Pratten notes that adopted children have slowly won the right to know their biological parents. Her lawsuit contends that donor-conceived kids should have the same right. After all, the United Kingdom, Germany, Australia, Sweden and a handful of others have all banned anonymous sperm and egg donation.

"If that's the only way someone will do it," Pratten says, "then no, go away. It's unethical as far as I'm concerned."

A Donor's Take

In May, the court sided with Pratten. But the provincial government of British Columbia has appealed, arguing that what's paramount is a donor's right to privacy.

Many American donors, like 28-year-old Thuy, agree.

"Being identified as somebody's biological mom after this process seems a little silly to me," she says by phone from her office on the West Coast.

Thuy has donated her eggs four times. She feels it's nothing at all like adoption, in which a woman actually bears a child and gives it up.

"I feel like it's a little more sterile," she says. "It's a 10-day process at that, and it's just not really something that I'm emotionally attached to."

She finds it gratifying to help other couples, but says she'd never do it if she had to disclose her identity. We're not using her last name because Thuy hasn't even told her mom she's donated eggs and doubts she'd approve. And if Thuy faced a phone call or knock on the door in 20 years?

"I wouldn't know what I would say to that person," she says. "So I don't know that they would get a lot out of it."

This past summer, a watershed law took effect in Washington state. It says egg and sperm donors must release "identifying information" if a donor-conceived child requests it after age 18. But donors can easily opt out, so it's unclear whether the law will have much practical impact. Still, assisted reproduction attorney Mark Demaray says it's a step.

"At least it requires the clinics to have a conversation with any donor," he says. "So they need to think about what that means 18 years from now. And I think that's a good discussion to have for both recipient families and for donors."

'I'll Know Somebody'

In Houston, LaBounty now has two young children of her own and isn't about to give up her search for her biological father. She'd like to know her medical history more than ever, for her children's sake.

She recently had her 18th DNA test. No match. But through Web sites that offer genetic testing, LaBounty has discovered a series of distant cousins and learned her paternal roots are Ashkenazi Jew, from Eastern Europe.

"Honestly, I think that eventually I'll find him or a sibling. It's probably not today, or tomorrow, or a year.

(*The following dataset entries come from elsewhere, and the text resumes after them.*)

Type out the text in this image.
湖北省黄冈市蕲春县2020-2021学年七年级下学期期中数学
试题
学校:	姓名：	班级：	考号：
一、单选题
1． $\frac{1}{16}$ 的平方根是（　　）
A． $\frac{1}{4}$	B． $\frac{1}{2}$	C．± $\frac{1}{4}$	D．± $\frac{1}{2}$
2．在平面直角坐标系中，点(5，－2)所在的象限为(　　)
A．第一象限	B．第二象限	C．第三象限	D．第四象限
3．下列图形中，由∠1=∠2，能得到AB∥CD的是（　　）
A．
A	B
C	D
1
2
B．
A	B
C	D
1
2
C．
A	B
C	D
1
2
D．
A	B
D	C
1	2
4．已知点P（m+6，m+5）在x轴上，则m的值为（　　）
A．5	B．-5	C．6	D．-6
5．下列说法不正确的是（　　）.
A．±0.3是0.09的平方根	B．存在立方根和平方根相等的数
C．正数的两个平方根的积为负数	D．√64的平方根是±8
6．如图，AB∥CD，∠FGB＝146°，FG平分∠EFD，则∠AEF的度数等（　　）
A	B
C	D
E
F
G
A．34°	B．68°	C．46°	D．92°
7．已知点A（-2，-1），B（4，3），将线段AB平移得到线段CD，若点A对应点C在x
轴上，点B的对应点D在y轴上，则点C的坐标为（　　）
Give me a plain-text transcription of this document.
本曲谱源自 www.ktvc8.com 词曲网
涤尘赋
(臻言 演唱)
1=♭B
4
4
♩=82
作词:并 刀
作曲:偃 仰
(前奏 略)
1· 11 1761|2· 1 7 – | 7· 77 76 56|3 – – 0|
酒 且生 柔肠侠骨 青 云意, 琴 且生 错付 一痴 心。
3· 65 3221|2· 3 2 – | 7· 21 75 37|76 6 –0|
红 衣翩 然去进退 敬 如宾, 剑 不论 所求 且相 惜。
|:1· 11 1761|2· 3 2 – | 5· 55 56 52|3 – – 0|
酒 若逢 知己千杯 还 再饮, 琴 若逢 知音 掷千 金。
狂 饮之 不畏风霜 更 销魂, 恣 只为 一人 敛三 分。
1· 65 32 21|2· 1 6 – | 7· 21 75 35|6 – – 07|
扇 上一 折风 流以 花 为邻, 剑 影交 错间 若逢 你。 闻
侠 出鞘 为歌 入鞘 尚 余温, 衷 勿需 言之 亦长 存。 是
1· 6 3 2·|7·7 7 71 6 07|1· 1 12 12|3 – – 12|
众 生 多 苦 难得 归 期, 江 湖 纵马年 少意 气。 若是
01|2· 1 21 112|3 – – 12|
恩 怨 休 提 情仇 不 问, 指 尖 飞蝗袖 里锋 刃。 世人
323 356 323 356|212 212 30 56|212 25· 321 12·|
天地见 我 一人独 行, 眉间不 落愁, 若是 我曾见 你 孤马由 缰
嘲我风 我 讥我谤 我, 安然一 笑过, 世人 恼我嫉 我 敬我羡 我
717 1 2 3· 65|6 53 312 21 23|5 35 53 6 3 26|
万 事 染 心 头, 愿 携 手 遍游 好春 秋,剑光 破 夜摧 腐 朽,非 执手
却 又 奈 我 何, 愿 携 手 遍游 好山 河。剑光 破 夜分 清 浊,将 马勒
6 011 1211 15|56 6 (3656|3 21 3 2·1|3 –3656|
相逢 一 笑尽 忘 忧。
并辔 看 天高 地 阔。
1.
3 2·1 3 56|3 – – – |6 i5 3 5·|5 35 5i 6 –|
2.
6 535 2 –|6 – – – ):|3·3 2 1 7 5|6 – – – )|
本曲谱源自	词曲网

But I think 20 or 30 years from now I'll know somebody," she says.

In fact, she's tempted to write again to the Jewish men back in that Baylor class of '81.

This story was produced for broadcast by Marisa Penaloza.

Some children of anonymous sperm donors are waging impassioned Internet campaigns to change the donor system. Blogs about the issue include Kathleen LaBounty's Child of a Stranger, Confessions of a Cryokid and Donated Generation.

Top 3 Reasons Children Search For Their Donors

Curiosity about donor characteristics
Wanting to meet the donor
Medical reasons
Very few reported they wanted to form a relationship with the donor.